# Make or Break in Malaysia



## Amongow (Mar 11, 2014)

Hey all,

I've been lurking but it's time to make my first post and jump in. As my name suggests I am no stranger to Malaysia, I've moved there on three separate occasions I've otherwise been in Canada and I want to move back because I love Malaysia, I miss it and feel as though I belong there. 

I'm heading over this fall/September, I enjoy the luxury of being able to work remotely but this doesn't pay all of the bills and I have to meet my clients face to face from time to time which is outrageously expensive to fly back for. My standard of living requirements are minimal, a cellphone, desk & internet. There's a lot to figure out if I'm to make this happen.

I hope to meet as many of you as I can, all ages and experiences so please feel free to touch base and share stories. I hope to become friends, meet for drinks when I get there and selfishly I hope to also make connections for employment visa sponsorship or for more creative endeavours such as selling Poutine in the hawker stalls (Canadian). 

Thanks for reading this far and I look forward to making friends and being an active member of this community!

Amongow


----------



## anonserg (May 13, 2014)

Hi Amongow

Welcome to the forum!
Not to dampen your spirit but the reality is, it's kinda hard to get employment visa sponsorship in this country. The minimum salary has to be more than RM5000 (+/- CAD1500) and the right industry (usually IT and oil& gas has better chance) so it is not really up to the employer rather it's the authority (govt) but you may never know luck could be on your side.

To open a business in Malaysia for foreigner you need to have a local as a partner.
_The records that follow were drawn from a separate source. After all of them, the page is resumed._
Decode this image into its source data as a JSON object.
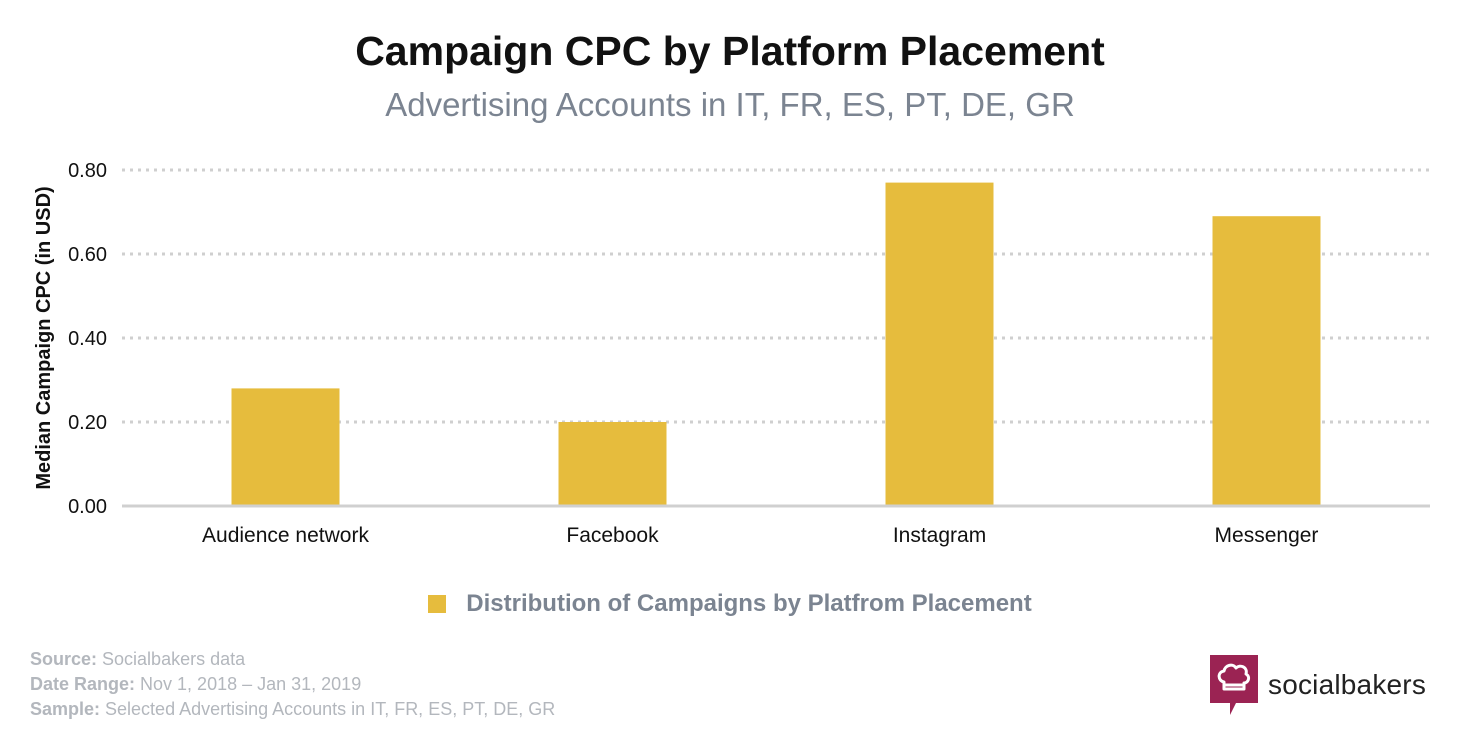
{
  "header": {
    "title": "Campaign CPC by Platform Placement",
    "subtitle": "Advertising Accounts in IT, FR, ES, PT, DE, GR"
  },
  "chart_data": {
    "type": "bar",
    "title": "Campaign CPC by Platform Placement",
    "subtitle": "Advertising Accounts in IT, FR, ES, PT, DE, GR",
    "xlabel": "",
    "ylabel": "Median Campaign CPC (in USD)",
    "categories": [
      "Audience network",
      "Facebook",
      "Instagram",
      "Messenger"
    ],
    "series": [
      {
        "name": "Distribution of Campaigns by Platfrom Placement",
        "values": [
          0.28,
          0.2,
          0.77,
          0.69
        ],
        "color": "#e6bc3d"
      }
    ],
    "ylim": [
      0,
      0.8
    ],
    "yticks": [
      "0.00",
      "0.20",
      "0.40",
      "0.60",
      "0.80"
    ],
    "grid": true,
    "legend_position": "bottom"
  },
  "footer": {
    "source_label": "Source:",
    "source_value": " Socialbakers data",
    "date_label": "Date Range:",
    "date_value": " Nov 1, 2018  – Jan 31, 2019",
    "sample_label": "Sample:",
    "sample_value": " Selected Advertising Accounts in IT, FR, ES, PT, DE, GR"
  },
  "logo": {
    "text": "socialbakers",
    "icon": "chef-hat-icon",
    "color": "#9b2353"
  }
}
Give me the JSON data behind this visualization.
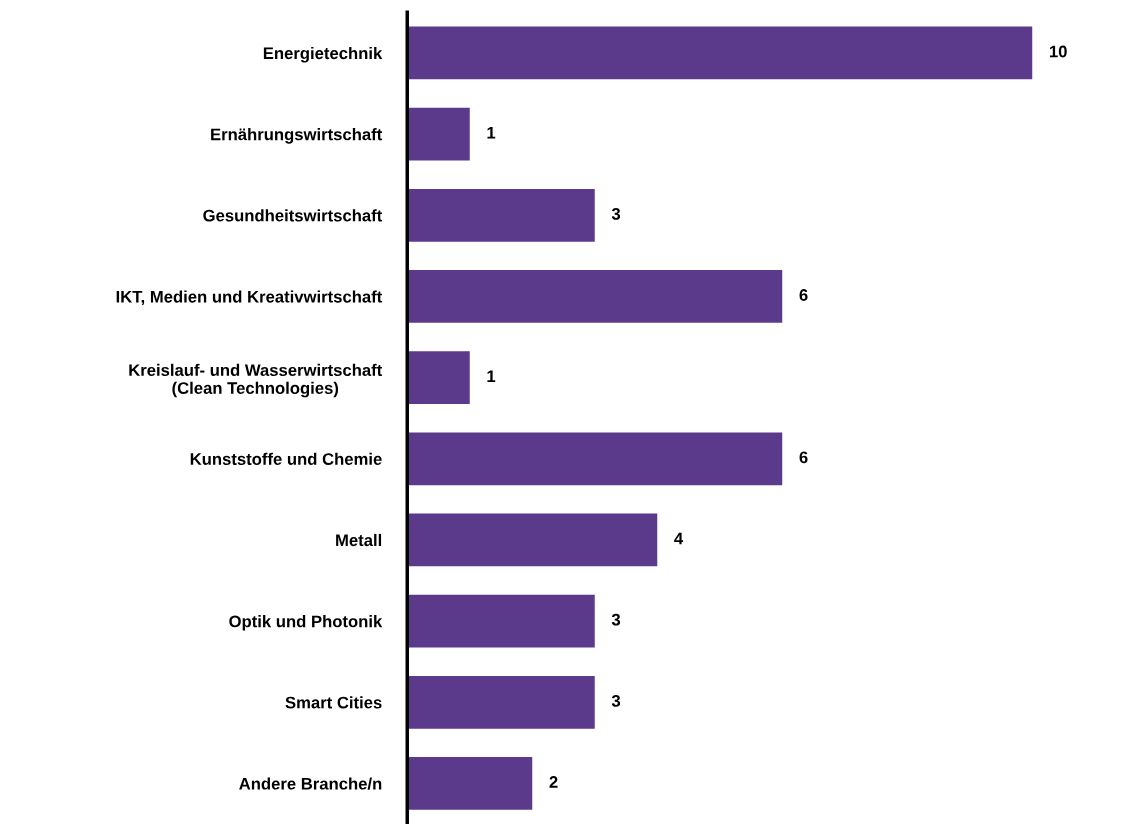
{
  "chart_data": {
    "type": "bar",
    "orientation": "horizontal",
    "categories": [
      "Energietechnik",
      "Ernährungswirtschaft",
      "Gesundheitswirtschaft",
      "IKT, Medien und Kreativwirtschaft",
      "Kreislauf- und Wasserwirtschaft\n(Clean Technologies)",
      "Kunststoffe und Chemie",
      "Metall",
      "Optik und Photonik",
      "Smart Cities",
      "Andere Branche/n"
    ],
    "values": [
      10,
      1,
      3,
      6,
      1,
      6,
      4,
      3,
      3,
      2
    ],
    "color": "#5b3a8b",
    "data_labels": true,
    "tick_labels": "y",
    "grid": false,
    "legend": false
  }
}
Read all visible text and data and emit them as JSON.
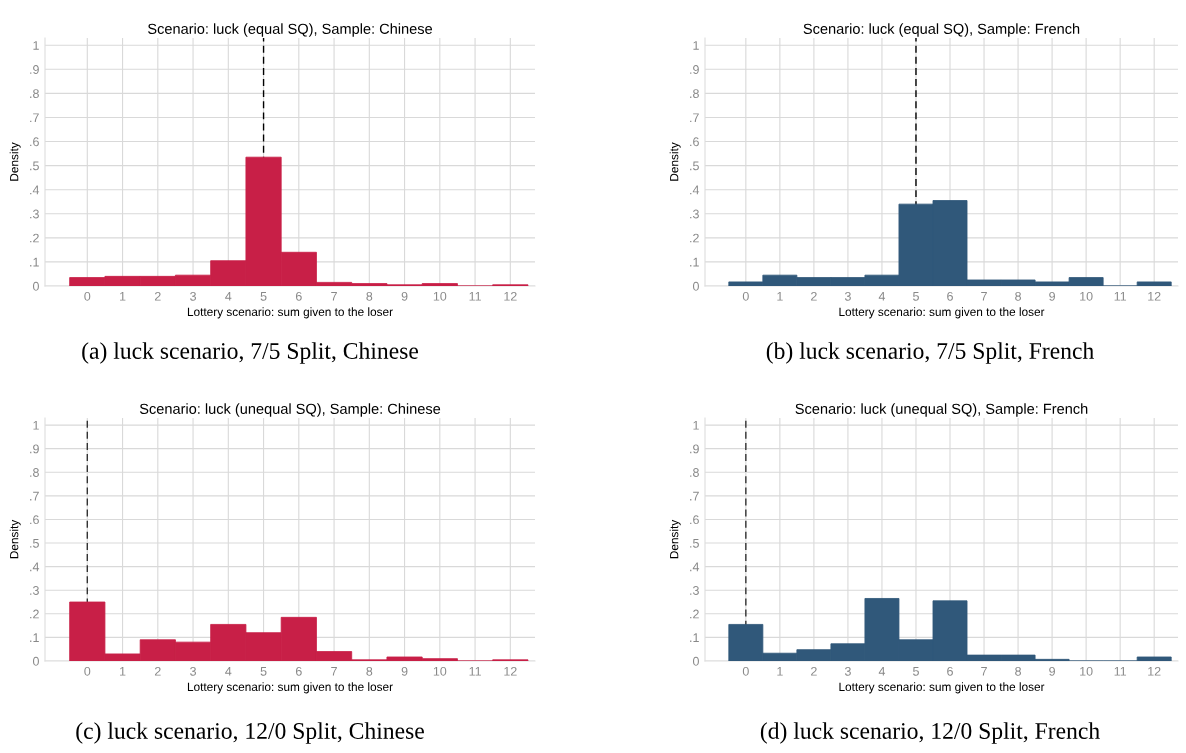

There are many things to consider especially entering the F&B industry in KL, you can find a lot more of that all over the internet.

Good luck on your endeavour!

PS: I saw you are from Toronto but assuming u speak french, maybe u can start by finding a job in KL branch of Alliance Francaise?


----------



## Amongow (Mar 11, 2014)

Thanks Anonserg,

I actually have friends in the F&B industry, small shops like hawker stalls. As a foreigner would I be able to partner with them to open up another? Non Bumi but Chinese and a Malay. I wonder if that is too small an investment and if that would change my visa or in/out privileges. 

Thanks,





anonserg said:


> Hi Amongow
> 
> 
> 
> ...


----------



## anonserg (May 13, 2014)

Hi again,

A Malay is automatically a bumiputera (native) in Malaysia 

However the nature of your business sounds too small to get an approval.
For F&B industry, the govt is very strict as to protect the local businesses. Unless it's a super exclusive outlet and you are one of the big shareholders, it is rather hard to go through.

Have you tried talking to your Malaysian friends? Perhaps they know more to help?


----------



## Amongow (Mar 11, 2014)

My Malaysian friends don't bother to know anything about expat ownership, they're too busy paying for their own stalls legitimately or not.

I've found a restaurateur from Australia struggling to expand into SE Asia with an exact business model to what I am hoping to achieve and running into the same stumbling blocks. His food service is Canadian and that's how I know him, how can we expand his established Australian franchise into Malaysia?


----------